Izamal Evening & Day

After helping me find a hotel, Rob Mosser kindly drove me around a bit to get my bearings then dropped me on town and drove off. I had a couple of Panuchos at a small shop where a couple from Belgium were having beer. They left shortly and I dined alone at the outdoor table.

Stomach full, I walked the 5 blocks or so to the pyramid Kinich Kak Mo built for the Maya Sun God. I started climbing it from street level and found myself on a plateau. I walked around to see the view and to my surprise saw a pyramid not far away. I had only climbed the base, and walked part of it’s over 2 acres (700,000 cubic meters.)

I still had the actual pyramid to view and climb. I read the pyramid is 10 levels high but didn’t count.


It was getting dark and I didn’t want to be having to come down alone in the dark. Happily a couple waited for me at the bottom and I climbed all the way down with company.

Rob saw me in town and stopped to talk then invited me to dinner at his favorite place, Muul Restaurant. I finally had Mayan lime soup. I must learn its proper name. (Soupa de limon?) It was a broth with shredded chicken, a lime slice and I don’t recall what else. Apparently the an ancient Mayans knew the heath values of chicken soup too.

Waking up in Izmal, I enjoyed dressing in an air conditioned room after a good sleep and mediocre shower in a clean bathroom.

I walked to the town center, dropped my backpack off with Wahchine at Muul Restaurant per Rob’s arrangement for me. I then set off down the street beside the restaurant to go to the Izamal xx pyramid and to check the 2nd bus station. As I walked, a man driving one of the horse buggies stopped. Asking 150pesos for the 30 minute tour, I agreed to 100. (I gave him $10 after.) It felt decadent to ride but it was nice to be off my feet.

On the tour we passed the bus station because it is at Parque de Madre so he stopped at the ticket office for me. The next bus is At 2:30 and it is 130 pesos. I will need change.

Back in town I walked thru the church quickly, then found the credit union to change $30.

Then I asked Wachine is I could order just one Panucho instead of this plate of 3 and half (media) of the Guacamole. Happily, he said yes. I write this page as I sit on the town square in the fresh air but out of the sun, watching and listening to life going by. (I am also on the lookout for tourists as I wish to find a car ride to Cancun. 5 hours on the bus without a bathroom is not appealing. But I am not having any luck seeing tourists today, except the big tour bus .)
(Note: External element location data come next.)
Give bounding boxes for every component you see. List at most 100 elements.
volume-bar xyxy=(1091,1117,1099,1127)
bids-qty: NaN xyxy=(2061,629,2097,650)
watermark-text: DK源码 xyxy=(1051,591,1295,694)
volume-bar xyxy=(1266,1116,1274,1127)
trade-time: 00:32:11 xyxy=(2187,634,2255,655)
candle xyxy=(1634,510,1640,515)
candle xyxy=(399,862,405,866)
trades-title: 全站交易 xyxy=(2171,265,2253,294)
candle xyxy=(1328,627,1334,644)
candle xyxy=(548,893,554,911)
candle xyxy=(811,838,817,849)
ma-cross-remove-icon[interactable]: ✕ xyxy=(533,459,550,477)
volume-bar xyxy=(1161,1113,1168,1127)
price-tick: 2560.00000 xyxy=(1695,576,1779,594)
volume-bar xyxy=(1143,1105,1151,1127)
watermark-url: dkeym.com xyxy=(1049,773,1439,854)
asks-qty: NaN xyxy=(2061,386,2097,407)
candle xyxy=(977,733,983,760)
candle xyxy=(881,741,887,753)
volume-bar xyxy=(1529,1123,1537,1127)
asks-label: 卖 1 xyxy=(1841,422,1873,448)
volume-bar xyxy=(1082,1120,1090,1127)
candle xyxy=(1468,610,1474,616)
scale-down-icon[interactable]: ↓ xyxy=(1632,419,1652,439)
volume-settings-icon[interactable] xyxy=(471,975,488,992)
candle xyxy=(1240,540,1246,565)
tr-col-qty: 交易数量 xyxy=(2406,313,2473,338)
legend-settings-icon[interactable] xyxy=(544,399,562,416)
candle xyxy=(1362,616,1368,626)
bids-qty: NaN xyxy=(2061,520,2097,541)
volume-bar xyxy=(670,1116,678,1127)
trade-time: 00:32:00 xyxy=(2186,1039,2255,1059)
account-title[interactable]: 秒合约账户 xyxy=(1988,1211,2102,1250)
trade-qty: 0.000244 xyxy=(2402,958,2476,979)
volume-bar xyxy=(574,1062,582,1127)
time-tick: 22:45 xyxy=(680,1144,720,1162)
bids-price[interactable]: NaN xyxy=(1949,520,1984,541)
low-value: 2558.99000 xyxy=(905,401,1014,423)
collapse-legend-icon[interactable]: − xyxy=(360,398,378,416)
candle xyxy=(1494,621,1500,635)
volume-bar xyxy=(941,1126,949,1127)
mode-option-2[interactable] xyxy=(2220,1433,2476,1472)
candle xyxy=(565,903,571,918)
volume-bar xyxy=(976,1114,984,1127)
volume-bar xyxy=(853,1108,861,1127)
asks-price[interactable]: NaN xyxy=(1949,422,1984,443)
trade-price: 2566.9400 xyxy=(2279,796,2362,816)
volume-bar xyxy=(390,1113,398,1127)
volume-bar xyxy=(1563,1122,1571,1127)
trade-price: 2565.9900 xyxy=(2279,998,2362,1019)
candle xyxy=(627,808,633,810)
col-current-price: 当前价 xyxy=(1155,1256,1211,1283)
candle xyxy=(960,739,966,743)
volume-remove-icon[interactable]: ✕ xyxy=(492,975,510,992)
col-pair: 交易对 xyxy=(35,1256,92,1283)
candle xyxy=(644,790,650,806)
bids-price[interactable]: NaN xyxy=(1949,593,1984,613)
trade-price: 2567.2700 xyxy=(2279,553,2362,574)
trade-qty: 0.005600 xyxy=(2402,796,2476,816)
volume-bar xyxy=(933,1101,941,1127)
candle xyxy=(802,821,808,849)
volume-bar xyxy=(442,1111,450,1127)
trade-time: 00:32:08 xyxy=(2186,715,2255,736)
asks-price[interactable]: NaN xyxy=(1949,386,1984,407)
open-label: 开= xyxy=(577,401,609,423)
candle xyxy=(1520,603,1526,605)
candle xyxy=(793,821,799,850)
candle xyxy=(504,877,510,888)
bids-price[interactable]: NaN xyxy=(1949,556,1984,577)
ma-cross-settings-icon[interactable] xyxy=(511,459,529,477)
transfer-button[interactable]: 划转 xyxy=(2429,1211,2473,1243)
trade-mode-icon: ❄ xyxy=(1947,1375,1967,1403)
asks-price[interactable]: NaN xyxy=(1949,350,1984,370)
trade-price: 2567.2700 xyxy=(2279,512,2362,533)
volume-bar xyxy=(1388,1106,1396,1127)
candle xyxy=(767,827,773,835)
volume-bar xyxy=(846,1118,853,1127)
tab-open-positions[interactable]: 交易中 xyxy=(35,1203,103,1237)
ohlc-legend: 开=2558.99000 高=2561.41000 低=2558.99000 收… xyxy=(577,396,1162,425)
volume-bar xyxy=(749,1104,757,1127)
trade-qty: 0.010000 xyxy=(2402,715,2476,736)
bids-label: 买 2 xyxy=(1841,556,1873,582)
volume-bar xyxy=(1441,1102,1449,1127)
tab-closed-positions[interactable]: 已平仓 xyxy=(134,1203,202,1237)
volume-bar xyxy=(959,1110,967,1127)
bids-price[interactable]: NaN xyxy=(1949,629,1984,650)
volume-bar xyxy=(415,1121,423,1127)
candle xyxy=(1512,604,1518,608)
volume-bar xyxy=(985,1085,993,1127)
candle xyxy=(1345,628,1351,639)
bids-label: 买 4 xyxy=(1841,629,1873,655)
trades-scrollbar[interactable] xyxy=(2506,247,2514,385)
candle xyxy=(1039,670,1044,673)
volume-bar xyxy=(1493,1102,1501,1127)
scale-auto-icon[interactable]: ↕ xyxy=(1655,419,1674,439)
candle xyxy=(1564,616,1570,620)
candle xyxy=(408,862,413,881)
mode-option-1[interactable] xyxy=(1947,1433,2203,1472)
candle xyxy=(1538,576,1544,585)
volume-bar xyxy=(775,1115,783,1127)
My lunch, as last night’s dinner with Rob, was great and I recommend this place.
Muul Restaurant
El Savor do los Mayas
With each meal they automatically brought chips with 2 dips: one of beams, but the other of ground Pumkin Seeds called Silquipat. I love the latter.
The Guacamole is fresh. They easily made it without Cilantro for me. (35 pesos for a large plate.)
The Panucho is a tortilla under a smear of beans then a lot of high appearing quality shredded white meat chicken. On it is tomato, lettuce, onion, and beet. (45 pesos for 3) My meal came to 30 pesos without a beverage. (i had just picked up a 1l bottle of cold water for 6 pesos at a nearby market.) After eating in more common local venues, it is very nice to eat in a more elegant place where even the bathroom is truly beautiful). The prices are very reasonable too. And I enjoyed Wachine and the other staff.

Now I am at the bus station closest to town center awaiting the bus to Cancun (130 pesos). Again, I am the only foreigner on the bus. I saw the same couple from the pyramid as I ate – and not another tourist today. Izamal is a day trip for most people and a destination at which to stay resort style with a rented car for others. I wish I had picked up a book to read. The iPhone is useless for reading without Internet. 5 hours with nothing to read. What a waste that is because for 20 years I have mourned having time to read.

The bus arrived and departed for Cancun quickly. I zipped up the backpack straps and carried my pack onto the bus taking the first seat on the non-driver’s side so i can have leg room and a view. My pack is on the floor in front of the seat beside me. Space permitting and with a stop in Villadolid I am more comfortable having it on the bus.

The bus has the same plush seats as the last two but no television and no music. We are on flat open land with low brown plants and sometimes trees. I can hear the wind as we speed through it on our narrow 2- lane country road. We slow down considerably to pass approaching cars. And now, 1/2 hour later, we are in a town and our first passenger, a woman with bags, gets off.